GOP teabagger candidate, Rand Paul (the son of Rep. Ron Paul), is now backing off of his earlier statement that he opposes the Civil Rights Act.
“As I have said in previous statements, sections of the Civil Rights Act were debated on Constitutional grounds when the legislation was passed. Those issues have been settled by federal courts in the intervening years.”Actually, the creep refused to respond to a direct question about whether he thinks the government had the right to force the integration of lunch counters:
Hours after the NPR interview, [Rachel] Maddow pressed Paul about whether lunch counters should have been desegregated, as activists campaigned for in the 1960s in the South. Paul declined to give a yes or no answer. Instead, he said he doesn't believe in discrimination, suggested the issue was abstract and raised the idea of who decides whether customers can bring weapons into restaurants.Abstract? It's the documented history of the American civil rights movement. It's not abstract at all.

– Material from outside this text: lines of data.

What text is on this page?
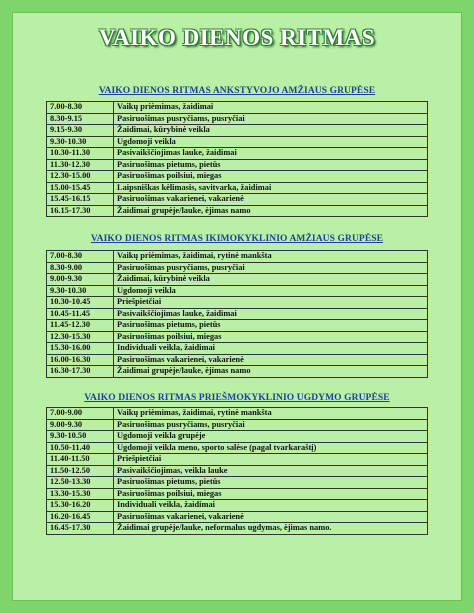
VAIKO DIENOS RITMAS
VAIKO DIENOS RITMAS ANKSTYVOJO AMŽIAUS GRUPĖSE
7.00-8.30	Vaikų priėmimas, žaidimai
8.30-9.15	Pasiruošimas pusryčiams, pusryčiai
9.15-9.30	Žaidimai, kūrybinė veikla
9.30-10.30	Ugdomoji veikla
10.30-11.30	Pasivaikščiojimas lauke, žaidimai
11.30-12.30	Pasiruošimas pietums, pietūs
12.30-15.00	Pasiruošimas poilsiui, miegas
15.00-15.45	Laipsniškas kėlimasis, savitvarka, žaidimai
15.45-16.15	Pasiruošimas vakarienei, vakarienė
16.15-17.30	Žaidimai grupėje/lauke, ėjimas namo
VAIKO DIENOS RITMAS IKIMOKYKLINIO AMŽIAUS GRUPĖSE
7.00-8.30	Vaikų priėmimas, žaidimai, rytinė mankšta
8.30-9.00	Pasiruošimas pusryčiams, pusryčiai
9.00-9.30	Žaidimai, kūrybinė veikla
9.30-10.30	Ugdomoji veikla
10.30-10.45	Priešpietčiai
10.45-11.45	Pasivaikščiojimas lauke, žaidimai
11.45-12.30	Pasiruošimas pietums, pietūs
12.30-15.30	Pasiruošimas poilsiui, miegas
15.30-16.00	Individuali veikla, žaidimai
16.00-16.30	Pasiruošimas vakarienei, vakarienė
16.30-17.30	Žaidimai grupėje/lauke, ėjimas namo
VAIKO DIENOS RITMAS PRIEŠMOKYKLINIO UGDYMO GRUPĖSE
7.00-9.00	Vaikų priėmimas, žaidimai, rytinė mankšta
9.00-9.30	Pasiruošimas pusryčiams, pusryčiai
9.30-10.50	Ugdomoji veikla grupėje
10.50-11.40	Ugdomoji veikla meno, sporto salėse (pagal tvarkaraštį)
11.40-11.50	Priešpietčiai
11.50-12.50	Pasivaikščiojimas, veikla lauke
12.50-13.30	Pasiruošimas pietums, pietūs
13.30-15.30	Pasiruošimas poilsiui, miegas
15.30-16.20	Individuali veikla, žaidimai
16.20-16.45	Pasiruošimas vakarienei, vakarienė
16.45-17.30	Žaidimai grupėje/lauke, neformalus ugdymas, ėjimas namo.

And note that in a separate interview Paul again refuses to answer the question:
INTERVIEWER: Would you have voted for the Civil Rights Act of 1964?

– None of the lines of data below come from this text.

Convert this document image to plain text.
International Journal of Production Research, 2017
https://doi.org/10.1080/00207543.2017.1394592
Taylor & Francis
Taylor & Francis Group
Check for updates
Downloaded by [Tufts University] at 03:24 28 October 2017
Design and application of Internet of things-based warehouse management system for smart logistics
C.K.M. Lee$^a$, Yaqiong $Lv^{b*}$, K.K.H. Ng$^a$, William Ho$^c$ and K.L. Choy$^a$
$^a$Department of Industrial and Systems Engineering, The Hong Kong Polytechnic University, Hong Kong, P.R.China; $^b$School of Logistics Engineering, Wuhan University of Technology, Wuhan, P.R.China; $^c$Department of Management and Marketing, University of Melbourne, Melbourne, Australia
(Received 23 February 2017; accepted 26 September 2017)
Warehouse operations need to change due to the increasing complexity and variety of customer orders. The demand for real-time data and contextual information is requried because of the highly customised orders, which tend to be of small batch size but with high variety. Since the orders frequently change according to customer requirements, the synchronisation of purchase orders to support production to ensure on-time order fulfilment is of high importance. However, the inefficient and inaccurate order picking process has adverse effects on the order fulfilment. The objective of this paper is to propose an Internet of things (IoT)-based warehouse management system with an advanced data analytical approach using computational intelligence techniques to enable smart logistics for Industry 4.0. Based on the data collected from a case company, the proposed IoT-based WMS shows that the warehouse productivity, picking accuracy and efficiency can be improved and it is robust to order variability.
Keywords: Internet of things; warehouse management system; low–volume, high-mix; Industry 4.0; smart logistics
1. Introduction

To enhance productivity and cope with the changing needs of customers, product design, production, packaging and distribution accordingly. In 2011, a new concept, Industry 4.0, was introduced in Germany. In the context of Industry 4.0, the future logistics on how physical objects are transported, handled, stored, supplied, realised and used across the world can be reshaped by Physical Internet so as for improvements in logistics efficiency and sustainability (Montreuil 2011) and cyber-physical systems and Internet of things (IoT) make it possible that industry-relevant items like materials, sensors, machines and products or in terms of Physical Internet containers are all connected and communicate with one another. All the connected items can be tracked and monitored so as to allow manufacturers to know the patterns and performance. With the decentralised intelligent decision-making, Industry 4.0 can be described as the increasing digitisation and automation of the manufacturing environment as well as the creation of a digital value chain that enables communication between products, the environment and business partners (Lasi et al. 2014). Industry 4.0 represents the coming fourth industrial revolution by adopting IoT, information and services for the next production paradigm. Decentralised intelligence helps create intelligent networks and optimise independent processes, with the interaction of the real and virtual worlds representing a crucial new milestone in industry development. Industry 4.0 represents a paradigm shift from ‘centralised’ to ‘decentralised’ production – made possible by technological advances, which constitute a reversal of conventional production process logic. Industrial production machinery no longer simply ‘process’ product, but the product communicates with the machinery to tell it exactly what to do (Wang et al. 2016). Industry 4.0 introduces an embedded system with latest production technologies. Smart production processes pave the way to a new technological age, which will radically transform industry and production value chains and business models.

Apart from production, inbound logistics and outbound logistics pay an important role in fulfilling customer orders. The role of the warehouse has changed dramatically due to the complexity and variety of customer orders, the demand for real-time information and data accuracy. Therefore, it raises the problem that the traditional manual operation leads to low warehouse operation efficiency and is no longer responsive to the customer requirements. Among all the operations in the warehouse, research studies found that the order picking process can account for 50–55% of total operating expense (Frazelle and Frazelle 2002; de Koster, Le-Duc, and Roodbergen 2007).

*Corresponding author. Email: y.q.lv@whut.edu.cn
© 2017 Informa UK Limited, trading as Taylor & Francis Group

PAUL: I like the Civil Rights Act in the sense that it ended discrimination in all public domains, and I’m all in favor of that.
INTERVIEWER: But?
PAUL: You had to ask me the “but.” I don’t like the idea of telling private business owners—I abhor racism. I think it’s a bad business decision to exclude anybody from your restaurant—but, at the same time, I do believe in private ownership. But I absolutely think there should be no discrimination in anything that gets any public funding, and that’s most of what I think the Civil Rights Act was about in my mind.